Amid the temporary stoppage of operations, Kuan would need to tell the investment fraternity as to how much losses the company incurred as a result of the closure.

He is also expected to shed light on the company's operation status, following the resumption of production activities.

Hartalega should also provide the latest vaccination rate among its workforce.

Analysts contacted told The Edge that the ASP for gloves is expected to fall in the coming quarters and may only stabilise by the first quarter of next year, depending on the rate of the decline.

“We think that recent earnings have peaked and we are expecting a 20%-30% q-o-q decline in ASP in subsequent quarters, as ASP starts to normalise from now on, given the influx of new capacities from other players.

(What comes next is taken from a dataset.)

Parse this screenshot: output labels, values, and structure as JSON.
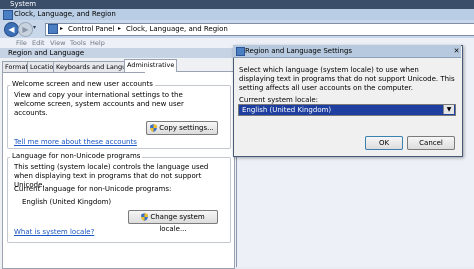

“For instance, a box of 1,000 pieces of gloves sold at about US$95 previously. Current quarter (3Q21) may see about a 20%-30% decline, which would be between US$65-US$75 and for 4Q21, it may drop to around US$45-US$50. After that, the price may likely to stabilise around that level,” said Malacca Securities Sdn Bhd senior analyst Kenneth Leong.

Meanwhile, JF Apex Research analyst Nursuhaiza Hashim expects Hartalega’s earnings to have peaked in 1QFY22, given the expected continuing decline in ASP moving forward, in tandem with lower utilisation rate due to the recent shutdown in July, as well as limited production capacity during National Recovery Plan (NRP) Phase 1, which hampered both its topline and bottomline.

Nursuhaiza also believes that the ASP for gloves will go back to pre-pandemic level, as more capacity on stream will adjust the pricing level.

She opined that orders may have dwindled, mainly due to new players that have come on board.

“Currently, China rubber gloves players are fulfilling the insufficient demand from postponed orders from Hartalega. We expect orders from China to continue to sustain amid the limited Hartalega production. We reckon the demand from China will be prolonged, assuming customers are satisfied with the pricing and quality,” Nursuhaiza added.

Rakuten Trade Research vice-president Thong Pak Leng said demand for gloves will remain strong, even after the pandemic ends.

“Global consumption is still growing and the company’s order may not slow down, as it is still in need of medical applications,” said Thong.

He said the excess supply of rubber gloves leading to a compression of the ASP is expected to remain in the short term, but believes that the overcapacity issue appears overplayed and is a normal cycle, judging by past oversupply experiences of industry players.